Sistem target pabrik, sama “lembur wajib” bikin buruh Jakut baru nyampe rumah pas anak udah tidur, berangkat kerja, bisa jadi anak masih tidur. Bonusnya: badan remuk, BPJS sering telat dibayar perusahaan. Sakit = bon ke warung, bukan ke dokter.
Kenapa 1 Mei Masih Relevan Buat Anak Priok?
Karena 1 Mei 1886 atau mengingat 140 tahun silam, sebanyak 500.000 lebih buruh di AS mogok kerja menuntut hidup layak. Dari darah itu, dunia akhirnya sepakat: buruh bukan mesin.
Tahun 2026, Indonesia tetap liburkan 1 Mei sebagai Hari Buruh Nasional. Tapi di Jakut, libur nggak menyelesaikan masalah kalau tiap pagi masih ada antrean pelamar di depan pabrik Cilincing, rebutan kerja dengan upah yang habis untuk bertahan, bukan untuk hidup.
Mereka Bukan Hanya Angka BPS
Badan Pusat Statistik (BPS) Jakarta Utara mencatat pada Agustus 2025 sampai Maret 2026 jumlah penduduk Jakarta Utara 1.828.806 yang bekerja sebanyak 895 ribu orang, umunya pada industri manufaktur.

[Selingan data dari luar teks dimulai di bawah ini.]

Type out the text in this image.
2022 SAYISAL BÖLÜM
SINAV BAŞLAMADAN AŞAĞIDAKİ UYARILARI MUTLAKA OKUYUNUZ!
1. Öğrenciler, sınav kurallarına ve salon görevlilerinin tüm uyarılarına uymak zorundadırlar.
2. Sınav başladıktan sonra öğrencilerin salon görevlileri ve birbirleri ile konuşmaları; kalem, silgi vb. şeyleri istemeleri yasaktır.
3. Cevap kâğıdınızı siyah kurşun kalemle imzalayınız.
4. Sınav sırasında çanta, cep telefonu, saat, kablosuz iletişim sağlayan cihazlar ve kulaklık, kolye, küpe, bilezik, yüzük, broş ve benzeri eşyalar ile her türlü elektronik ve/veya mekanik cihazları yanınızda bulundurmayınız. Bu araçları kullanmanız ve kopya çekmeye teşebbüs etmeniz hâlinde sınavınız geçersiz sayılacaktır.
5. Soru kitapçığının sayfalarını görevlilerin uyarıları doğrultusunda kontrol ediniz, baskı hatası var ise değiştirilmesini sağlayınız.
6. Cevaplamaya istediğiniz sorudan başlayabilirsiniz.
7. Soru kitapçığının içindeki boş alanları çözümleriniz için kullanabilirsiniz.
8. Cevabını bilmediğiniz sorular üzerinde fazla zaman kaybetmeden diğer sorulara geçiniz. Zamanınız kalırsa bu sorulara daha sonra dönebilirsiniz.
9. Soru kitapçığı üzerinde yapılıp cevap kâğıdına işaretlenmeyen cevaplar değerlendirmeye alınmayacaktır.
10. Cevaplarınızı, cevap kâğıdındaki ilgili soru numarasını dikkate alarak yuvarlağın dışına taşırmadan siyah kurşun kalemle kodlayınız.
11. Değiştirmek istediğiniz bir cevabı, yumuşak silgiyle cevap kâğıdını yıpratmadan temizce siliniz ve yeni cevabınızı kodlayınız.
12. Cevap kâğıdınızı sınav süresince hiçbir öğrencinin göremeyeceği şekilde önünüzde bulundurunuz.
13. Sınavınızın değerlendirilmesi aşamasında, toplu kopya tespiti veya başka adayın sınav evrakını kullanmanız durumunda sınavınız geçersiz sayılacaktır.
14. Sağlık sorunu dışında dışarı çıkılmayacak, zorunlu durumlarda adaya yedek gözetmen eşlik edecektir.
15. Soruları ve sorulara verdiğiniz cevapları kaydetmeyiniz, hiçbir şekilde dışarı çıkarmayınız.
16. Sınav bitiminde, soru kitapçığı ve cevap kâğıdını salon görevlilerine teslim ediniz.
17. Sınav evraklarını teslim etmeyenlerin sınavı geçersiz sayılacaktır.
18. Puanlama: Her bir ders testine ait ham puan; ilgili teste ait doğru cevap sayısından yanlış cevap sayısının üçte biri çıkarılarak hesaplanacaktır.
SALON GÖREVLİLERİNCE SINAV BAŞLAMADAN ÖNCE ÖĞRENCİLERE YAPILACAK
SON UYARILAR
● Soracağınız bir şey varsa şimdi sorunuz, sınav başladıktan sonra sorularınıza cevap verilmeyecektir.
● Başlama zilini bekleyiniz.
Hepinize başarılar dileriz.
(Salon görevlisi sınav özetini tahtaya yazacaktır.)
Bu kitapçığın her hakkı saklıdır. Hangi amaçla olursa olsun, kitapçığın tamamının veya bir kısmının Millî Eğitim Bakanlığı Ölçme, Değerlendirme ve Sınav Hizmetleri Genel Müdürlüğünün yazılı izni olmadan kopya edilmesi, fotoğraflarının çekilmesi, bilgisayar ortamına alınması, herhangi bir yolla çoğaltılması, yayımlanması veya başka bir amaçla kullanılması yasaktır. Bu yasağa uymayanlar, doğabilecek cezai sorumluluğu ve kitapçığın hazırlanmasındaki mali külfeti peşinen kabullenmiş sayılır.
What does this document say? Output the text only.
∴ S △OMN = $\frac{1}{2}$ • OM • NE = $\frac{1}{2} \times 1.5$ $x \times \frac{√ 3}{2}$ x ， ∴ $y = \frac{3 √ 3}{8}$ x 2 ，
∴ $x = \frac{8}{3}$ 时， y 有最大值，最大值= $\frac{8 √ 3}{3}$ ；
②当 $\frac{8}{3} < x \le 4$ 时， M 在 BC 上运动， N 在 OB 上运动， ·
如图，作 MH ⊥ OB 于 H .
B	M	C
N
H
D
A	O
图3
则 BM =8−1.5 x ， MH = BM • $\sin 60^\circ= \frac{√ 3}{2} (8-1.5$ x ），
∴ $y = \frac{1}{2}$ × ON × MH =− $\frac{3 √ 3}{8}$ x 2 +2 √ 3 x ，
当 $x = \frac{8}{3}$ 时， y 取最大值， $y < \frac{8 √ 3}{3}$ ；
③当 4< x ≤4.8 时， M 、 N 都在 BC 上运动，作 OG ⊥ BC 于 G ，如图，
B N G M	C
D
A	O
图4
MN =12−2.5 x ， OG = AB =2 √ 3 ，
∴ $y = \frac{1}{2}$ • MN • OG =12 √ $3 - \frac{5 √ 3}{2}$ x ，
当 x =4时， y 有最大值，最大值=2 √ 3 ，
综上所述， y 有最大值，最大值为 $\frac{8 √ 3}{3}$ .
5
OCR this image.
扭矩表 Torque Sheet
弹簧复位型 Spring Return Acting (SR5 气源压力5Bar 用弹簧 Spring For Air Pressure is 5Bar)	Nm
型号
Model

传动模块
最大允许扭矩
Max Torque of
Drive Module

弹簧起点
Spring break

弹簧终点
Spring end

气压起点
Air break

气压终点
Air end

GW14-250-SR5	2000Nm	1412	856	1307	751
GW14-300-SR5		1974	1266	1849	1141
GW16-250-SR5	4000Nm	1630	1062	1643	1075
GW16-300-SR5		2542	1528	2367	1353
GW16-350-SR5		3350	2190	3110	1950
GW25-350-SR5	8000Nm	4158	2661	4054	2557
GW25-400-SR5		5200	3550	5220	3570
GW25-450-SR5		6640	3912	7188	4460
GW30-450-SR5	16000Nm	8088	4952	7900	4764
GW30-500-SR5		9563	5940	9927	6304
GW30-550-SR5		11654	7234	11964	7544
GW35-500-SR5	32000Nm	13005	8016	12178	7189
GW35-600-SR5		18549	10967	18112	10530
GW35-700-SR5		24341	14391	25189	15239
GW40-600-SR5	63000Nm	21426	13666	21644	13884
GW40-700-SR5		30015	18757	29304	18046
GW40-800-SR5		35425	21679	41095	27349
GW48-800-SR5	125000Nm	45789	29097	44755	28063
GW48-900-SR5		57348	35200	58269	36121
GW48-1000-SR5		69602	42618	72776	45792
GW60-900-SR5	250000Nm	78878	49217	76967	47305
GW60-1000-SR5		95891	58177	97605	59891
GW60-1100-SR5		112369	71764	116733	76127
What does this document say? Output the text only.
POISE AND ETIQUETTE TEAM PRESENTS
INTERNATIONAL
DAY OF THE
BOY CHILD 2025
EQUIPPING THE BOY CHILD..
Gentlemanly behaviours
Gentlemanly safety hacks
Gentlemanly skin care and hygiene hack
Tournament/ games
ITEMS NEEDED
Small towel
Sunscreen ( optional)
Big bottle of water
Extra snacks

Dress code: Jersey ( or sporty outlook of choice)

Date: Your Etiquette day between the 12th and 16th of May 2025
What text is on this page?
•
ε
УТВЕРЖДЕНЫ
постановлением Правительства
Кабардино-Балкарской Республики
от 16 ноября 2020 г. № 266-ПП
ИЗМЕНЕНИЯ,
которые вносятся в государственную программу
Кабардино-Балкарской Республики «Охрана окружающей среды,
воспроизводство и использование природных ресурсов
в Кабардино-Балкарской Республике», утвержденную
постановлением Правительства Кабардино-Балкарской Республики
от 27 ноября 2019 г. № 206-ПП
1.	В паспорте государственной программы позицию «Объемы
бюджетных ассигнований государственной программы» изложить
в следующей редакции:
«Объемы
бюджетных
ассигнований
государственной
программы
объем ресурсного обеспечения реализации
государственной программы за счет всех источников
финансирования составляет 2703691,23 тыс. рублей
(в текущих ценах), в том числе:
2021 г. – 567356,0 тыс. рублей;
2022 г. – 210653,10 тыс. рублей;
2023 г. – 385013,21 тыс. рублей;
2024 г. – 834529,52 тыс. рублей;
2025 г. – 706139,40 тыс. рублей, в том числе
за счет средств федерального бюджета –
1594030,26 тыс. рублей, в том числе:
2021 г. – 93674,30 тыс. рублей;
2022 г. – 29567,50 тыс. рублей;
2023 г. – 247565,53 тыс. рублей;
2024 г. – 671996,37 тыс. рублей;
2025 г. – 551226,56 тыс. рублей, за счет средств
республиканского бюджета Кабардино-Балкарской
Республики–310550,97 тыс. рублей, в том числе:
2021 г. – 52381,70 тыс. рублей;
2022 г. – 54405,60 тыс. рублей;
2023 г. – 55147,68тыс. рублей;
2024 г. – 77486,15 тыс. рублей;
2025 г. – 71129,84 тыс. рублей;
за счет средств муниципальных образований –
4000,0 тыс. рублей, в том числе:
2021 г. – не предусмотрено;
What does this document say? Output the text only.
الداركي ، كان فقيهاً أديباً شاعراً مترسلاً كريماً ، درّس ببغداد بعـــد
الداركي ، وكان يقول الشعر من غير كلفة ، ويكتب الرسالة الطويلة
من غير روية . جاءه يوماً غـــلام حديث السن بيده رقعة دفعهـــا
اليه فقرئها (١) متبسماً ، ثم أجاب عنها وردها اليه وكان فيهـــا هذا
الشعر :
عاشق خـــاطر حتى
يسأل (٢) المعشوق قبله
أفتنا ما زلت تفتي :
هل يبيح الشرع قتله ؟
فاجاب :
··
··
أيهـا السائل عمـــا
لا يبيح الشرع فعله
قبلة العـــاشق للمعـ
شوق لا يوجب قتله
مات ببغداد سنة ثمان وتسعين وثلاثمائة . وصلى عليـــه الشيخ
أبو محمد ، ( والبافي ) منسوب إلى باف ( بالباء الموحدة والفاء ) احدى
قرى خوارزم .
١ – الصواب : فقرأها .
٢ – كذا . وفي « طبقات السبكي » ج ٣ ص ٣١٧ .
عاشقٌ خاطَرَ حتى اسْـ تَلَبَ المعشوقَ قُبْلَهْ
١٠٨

Dibalik statistik itu, dibalik UMP Jakarta Rp 5,72 juta itu ada Siti, buruh garmen yang jahit 120 baju/hari. Ada Ujang, buruh pelabuhan yang manjat kontainer 14 jam demi ngejar premi.
Ada ribuan nama lain dari Penjaringan sampai Marunda yang nggak masuk berita. 1 Mei adalah alarm. Kalau fondasi Jakarta Utara retak karena perut buruhnya lapar atau hanya sebatas tercatat di BPS, pelabuhan tersibuk se-Indonesia ini bisa lumpuh.
Harapan di Monas
Namun demikian, sepertinya masih ada harapan pada peringatan Hari Buruh Internasional (May Day), 1 Mei 2026. Tahun ini, diwarnai dengan perayaan bersama di Monas, Jakarta, Bakal dihadiri Presiden Prabowo Subianto, guna mengalihkan rencana unjuk rasa di DPR.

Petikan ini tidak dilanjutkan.